Have you seen IT budgets in local government? That, and salary guidelines set by law. It's not a simple question of whether or not it's possible to hire IT staff, but a question of whether you can pay enough to attract the talent you need, whether you can afford the opex+capex for the level of service you think is standard, etc.
When I've worked at larger organizations like universities, things were usually handled very well with everything set up the way you describe, automated, and hands-off. But there's a lot of variation when it comes to things like city governments.
If you use the GPO templates it absolutely is the default. You have to go out of your way to turn it off (and some people do for both good and bad reasons).
> whether you can pay enough to attract the talent you need, whether you can afford the opex+capex for the level of service you think is standard, etc.
Luckily a 3-2-1 backup strategy doesn't require top tier talent. It is mostly policy, costs, and time.

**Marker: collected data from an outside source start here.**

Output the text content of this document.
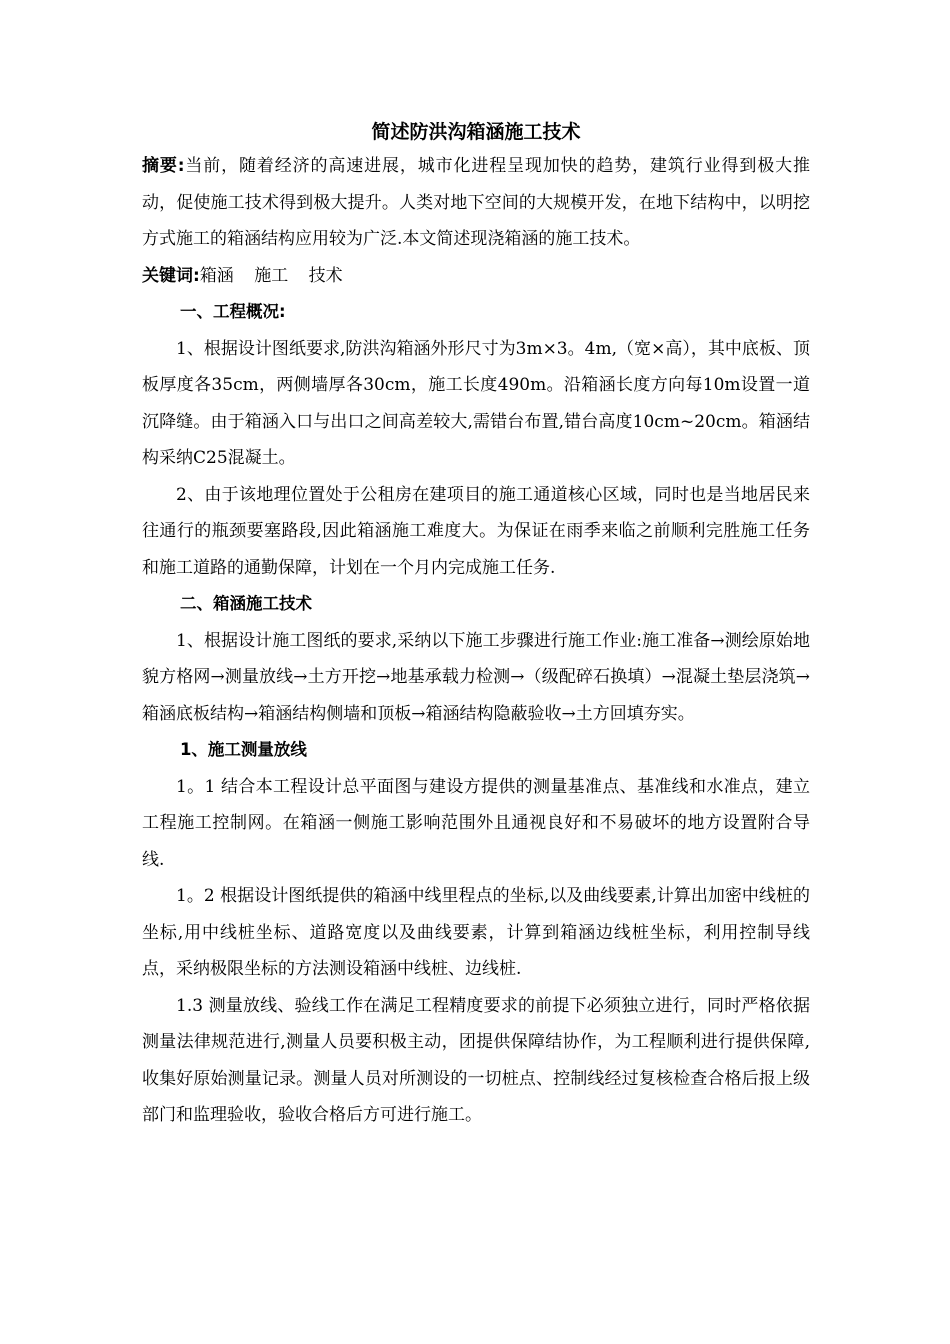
简述防洪沟箱涵施工技术

摘要:当前，随着经济的高速进展，城市化进程呈现加快的趋势，建筑行业得到极大推动，促使施工技术得到极大提升。人类对地下空间的大规模开发，在地下结构中，以明挖方式施工的箱涵结构应用较为广泛.本文简述现浇箱涵的施工技术。

关键词:箱涵 施工 技术

一、工程概况:

1、根据设计图纸要求,防洪沟箱涵外形尺寸为3m×3。4m,（宽×高），其中底板、顶板厚度各35cm，两侧墙厚各30cm，施工长度490m。沿箱涵长度方向每10m设置一道沉降缝。由于箱涵入口与出口之间高差较大,需错台布置,错台高度10cm~20cm。箱涵结构采纳C25混凝土。

2、由于该地理位置处于公租房在建项目的施工通道核心区域，同时也是当地居民来往通行的瓶颈要塞路段,因此箱涵施工难度大。为保证在雨季来临之前顺利完胜施工任务和施工道路的通勤保障，计划在一个月内完成施工任务.

二、箱涵施工技术

1、根据设计施工图纸的要求,采纳以下施工步骤进行施工作业:施工准备→测绘原始地貌方格网→测量放线→土方开挖→地基承载力检测→（级配碎石换填）→混凝土垫层浇筑→箱涵底板结构→箱涵结构侧墙和顶板→箱涵结构隐蔽验收→土方回填夯实。

1、施工测量放线

1。1 结合本工程设计总平面图与建设方提供的测量基准点、基准线和水准点，建立工程施工控制网。在箱涵一侧施工影响范围外且通视良好和不易破坏的地方设置附合导线.

1。2 根据设计图纸提供的箱涵中线里程点的坐标,以及曲线要素,计算出加密中线桩的坐标,用中线桩坐标、道路宽度以及曲线要素，计算到箱涵边线桩坐标，利用控制导线点，采纳极限坐标的方法测设箱涵中线桩、边线桩.

1.3 测量放线、验线工作在满足工程精度要求的前提下必须独立进行，同时严格依据测量法律规范进行,测量人员要积极主动，团提供保障结协作，为工程顺利进行提供保障,收集好原始测量记录。测量人员对所测设的一切桩点、控制线经过复核检查合格后报上级部门和监理验收，验收合格后方可进行施工。
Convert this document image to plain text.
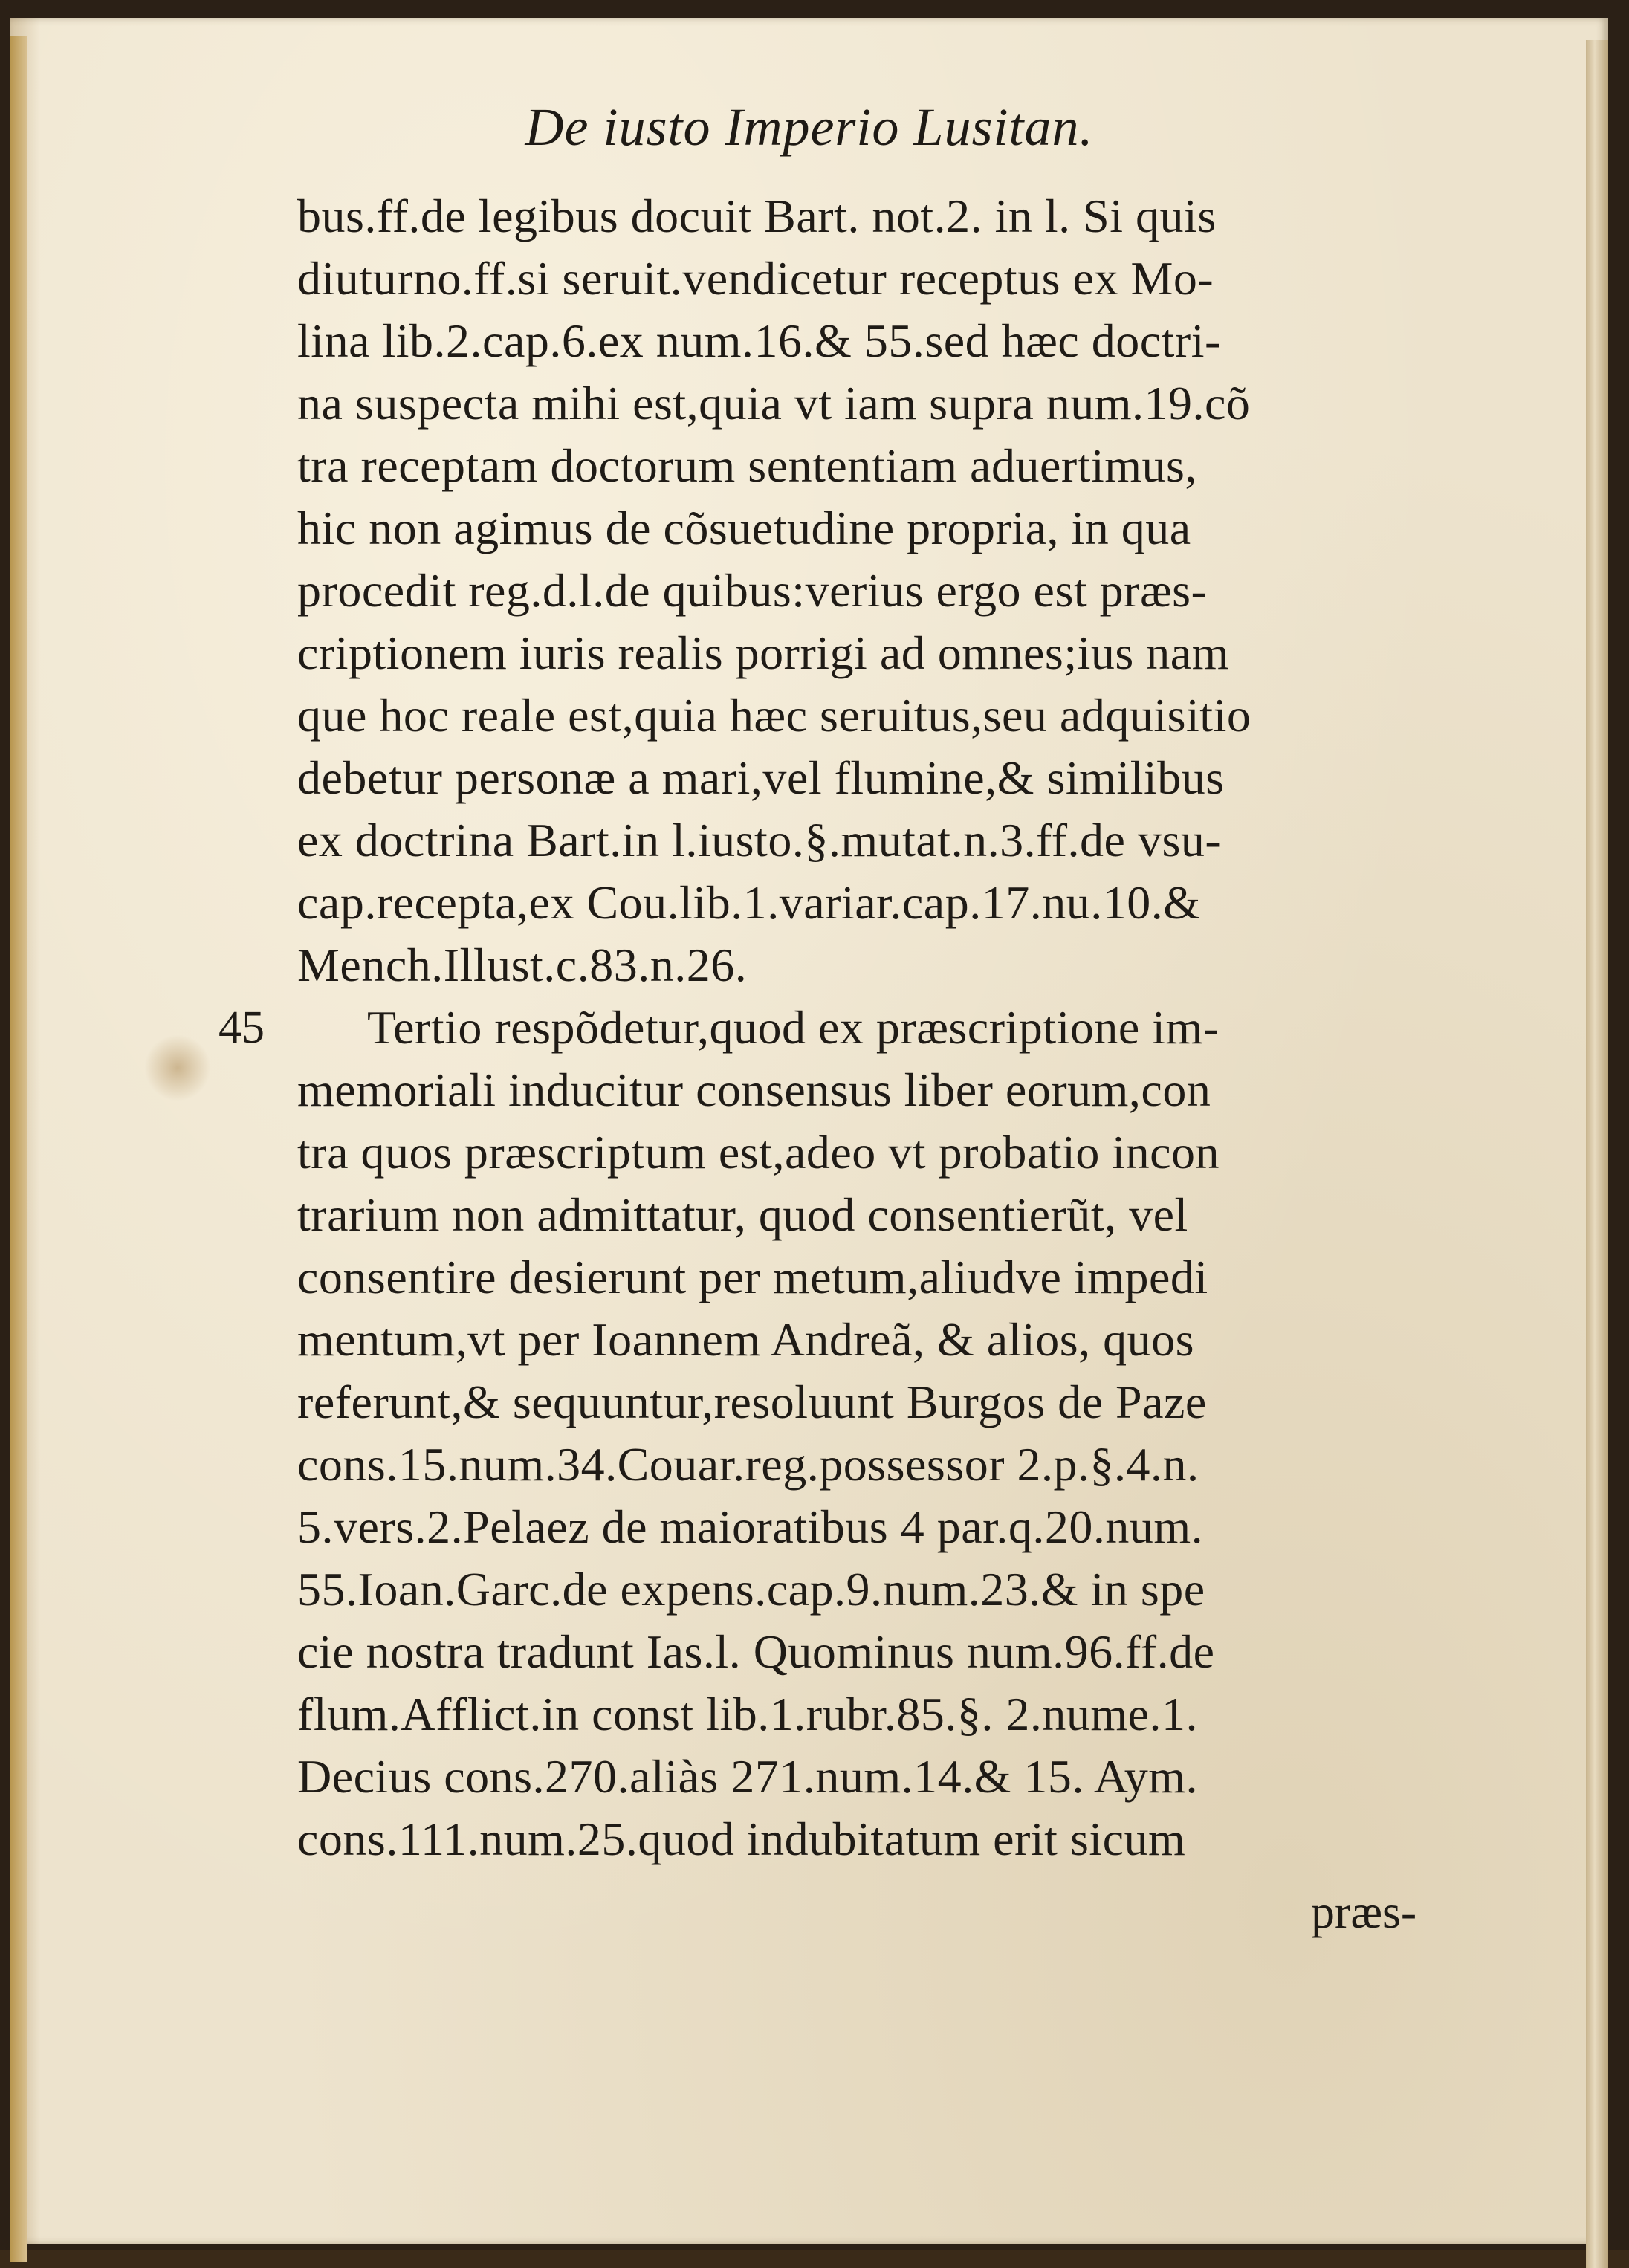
De iusto Imperio Lusitan.
bus.ff.de legibus docuit Bart. not.2. in l. Si quis
diuturno.ff.si seruit.vendicetur receptus ex Mo-
lina lib.2.cap.6.ex num.16.& 55.sed hæc doctri-
na suspecta mihi est,quia vt iam supra num.19.cõ
tra receptam doctorum sententiam aduertimus,
hic non agimus de cõsuetudine propria, in qua
procedit reg.d.l.de quibus:verius ergo est præs-
criptionem iuris realis porrigi ad omnes;ius nam
que hoc reale est,quia hæc seruitus,seu adquisitio
debetur personæ a mari,vel flumine,& similibus
ex doctrina Bart.in l.iusto.§.mutat.n.3.ff.de vsu-
cap.recepta,ex Cou.lib.1.variar.cap.17.nu.10.&
Mench.Illust.c.83.n.26.
45 Tertio respõdetur,quod ex præscriptione im-
memoriali inducitur consensus liber eorum,con
tra quos præscriptum est,adeo vt probatio incon
trarium non admittatur, quod consentierũt, vel
consentire desierunt per metum,aliudve impedi
mentum,vt per Ioannem Andreã, & alios, quos
referunt,& sequuntur,resoluunt Burgos de Paze
cons.15.num.34.Couar.reg.possessor 2.p.§.4.n.
5.vers.2.Pelaez de maioratibus 4 par.q.20.num.
55.Ioan.Garc.de expens.cap.9.num.23.& in spe
cie nostra tradunt Ias.l. Quominus num.96.ff.de
flum.Afflict.in const lib.1.rubr.85.§. 2.nume.1.
Decius cons.270.aliàs 271.num.14.& 15. Aym.
cons.111.num.25.quod indubitatum erit sicum
præs-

You could literally have an intern do it if the business took the time to set a policy and buy the prerequisites.
The difficult part has always been getting business/government buy-in because they'd prefer to be apathetic until something goes wrong or under-spend on something that won't pay dividend immediately.
Talk to government IT some time. I've worked in that environment. There's no lack of talent, there's a lack of funds for things like backups and nobody in management (political appointed or otherwise) wants to make actual decisions/do any managing. I had colleagues "borrow" a spare HDD, copy the data off onto it, then take it home with them because that was the only backup an entire County had (because nothing else was funded/authorized).
You can try to bike-shed/excuse this issue away, but at its core it is managerial incompetence/apathy. If they wanted the money for it, they'd find it, if they wanted the time to produce policy they'd find it, and if there was real consequences to their incompetence you can bet they would have already.
Even banks are moving from vendor managed solutions to cloud based in-house supported software of late, and this group is the most difficult to change their ways (lot-o-hoops).
I do agree with you that many biz/org's might pay for a system and fail to understand the costs around maintaining/future upgrading - that's a management issue and should be dealt with via accountability/consequences.
It could probably even work quarterly without too much lost productivity...
Then again, doing it weekly might work out such that you get really good and fast at doing these wipes, so it becomes unnoticed.
Hmmm, maybe we should review these annual plans...
You redirect a user's folders to the network share, and people get used to it fairly quickly.
I'm mostly saying this out loud for the chance someone will point out an issue or optimization for my strategy.
https://rclone.org/
It is cheaper that way. :D
https://dilbert.com/strip/2002-05-11
If the malware author manages to infiltrate your network and quietly starts infecting files and devices on your network over 6 months, even if you restore from a 7 month old backup, what about all of the files that were created between then and now -- are they all going to be recoverable even if you can find and remove the malware? Can you reliably detect all of the malware or will the attack sprout again from your printer in a few months?
Malware is not a single target attack. Whether or not it's probably beneficial to attack one of these cities is not considered. Instead of making gestures, these mayors should be investing in better cybersecurity.
I assume the malware fucks stole a copy to auction off.
just having the software won't do you any good
I can't help but laugh because it's such a clear demonstration of everything that's bad about DRM, except for the fact that, well, the message gets lost amid a tide of egotism and indignation.
Oh, what fools these mortals be!
paying the ransom ware folks should be considered the cost of doing business. it’s cheaper than actually securing the data.
anyway it’s expected. the same mayors that underfund IT would be the same ones to make this ridiculous “red line”.
good opportunity here for a cookie cutter IT consultancy to come in to all of these cities and offer cookie cutter service.